Girjesh Kumar Singh

As the Western world reels from the effects of the mass migration from Africa and the Middle East and the media is full of harrowing stories of innumerable human tragedies, Girjesh Kumar Singh’s compelling sculptures made from broken bricks of destroyed homes provide a perfect artistic testimony to the traumas we are living with in our contemporary societies. The artist’s practice manages to combine the poetics of destruction with something human and historical, transforming the inanimate into the visceral, and bringing to light difficult truths which are too often suppressed or ignored by those unaffected.

His works features large scale groups of figures carved out of broken bricks from demolished walls which the artist collects from his hometown Uttar Pradesh and from other cities in India, that highlights Kumar Singh’s interest in destroyed building sites and their legacy. 

A social and humanitarian artist rather than a political one, Singh is interested in the history of his materials, in both a literal sense that deals not only with actual past events and architectural structures, but also in the implied human narratives that established them. By reintroducing a human element to these objects, the artist reminds us that the meaning of buildings, their homeliness and utility, can only exist through social interpretation. Furthermore, by asking us to consider the lives of the people who might once have inhabited them, he also poses inevitably emotionally charged questions about current human situations; ‘where people might be, and what has become of their lives.’.

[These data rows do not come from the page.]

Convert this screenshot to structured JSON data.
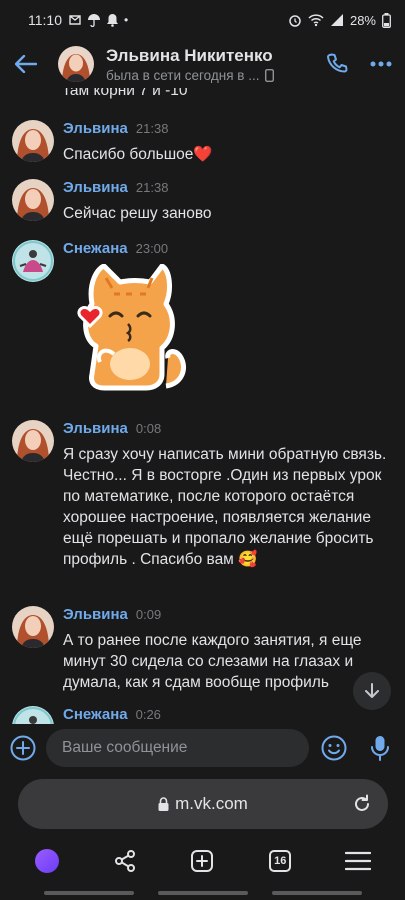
{
  "status_bar": {
    "time": "11:10",
    "battery": "28%"
  },
  "header": {
    "name": "Эльвина Никитенко",
    "status": "была в сети сегодня в ..."
  },
  "messages": {
    "cut_top_text": "там корни 7 и -10",
    "items": [
      {
        "author": "Эльвина",
        "time": "21:38",
        "text": "Спасибо большое❤️"
      },
      {
        "author": "Эльвина",
        "time": "21:38",
        "text": "Сейчас решу заново"
      },
      {
        "author": "Снежана",
        "time": "23:00",
        "text": ""
      },
      {
        "author": "Эльвина",
        "time": "0:08",
        "text": "Я сразу хочу написать мини обратную связь.\nЧестно... Я в восторге .Один из первых урок по математике, после которого остаётся хорошее настроение, появляется желание ещё порешать и пропало желание бросить профиль . Спасибо вам 🥰"
      },
      {
        "author": "Эльвина",
        "time": "0:09",
        "text": "А то ранее после каждого занятия, я еще минут 30 сидела со слезами на глазах и думала, как я сдам вообще профиль"
      },
      {
        "author": "Снежана",
        "time": "0:26",
        "text": ""
      }
    ]
  },
  "composer": {
    "placeholder": "Ваше сообщение"
  },
  "browser": {
    "url": "m.vk.com",
    "tabs_count": "16"
  },
  "colors": {
    "background": "#19191a",
    "accent": "#71aaeb",
    "secondary_text": "#8f9399",
    "input_bg": "#2c2d2e"
  }
}
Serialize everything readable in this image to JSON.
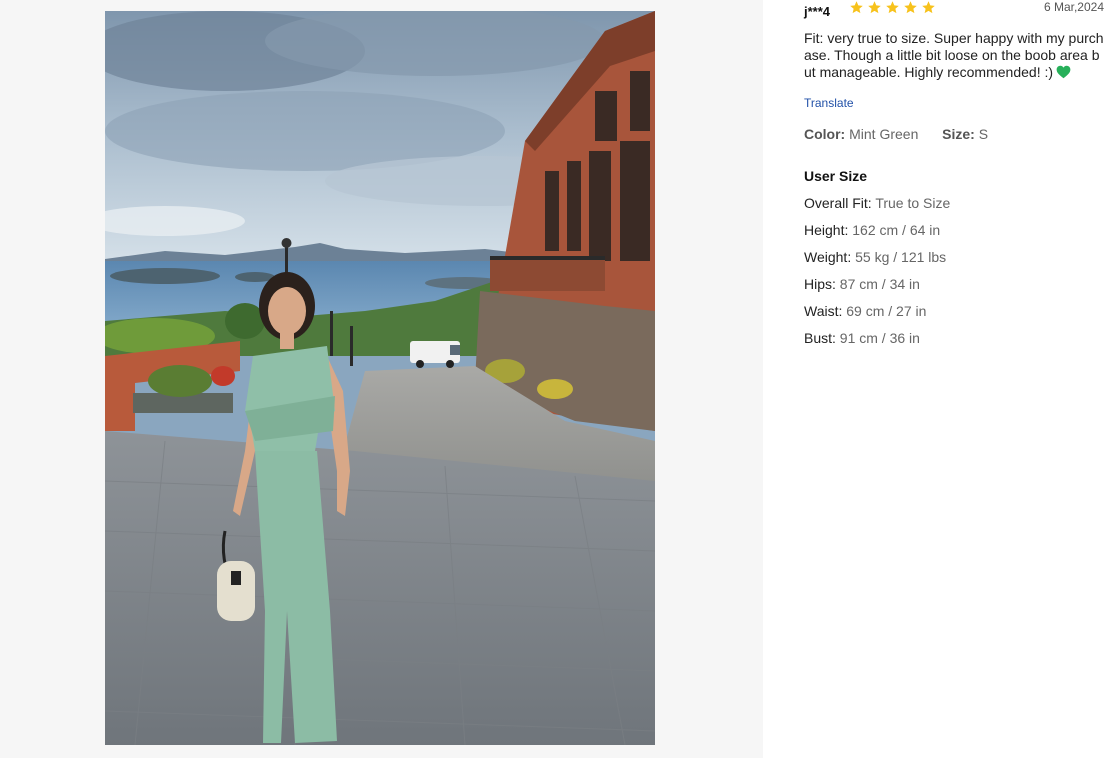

Girjesh Kumar Singh was born in 1981. Girjesh is from Uttar Pradesh and lives and works in Vadodara, Gujarat. Singh studied Literature, Economics and Philosophy Benares and then finished his MFA in Sculpture from Maharaja Sayajirao University. Girjesh has participated in a number of group shows across India including The Lalit Kala Academy, The Strand Art Room. Girjesh’s works have been acquired by major corporate and private collectors in India, Singapore and the US.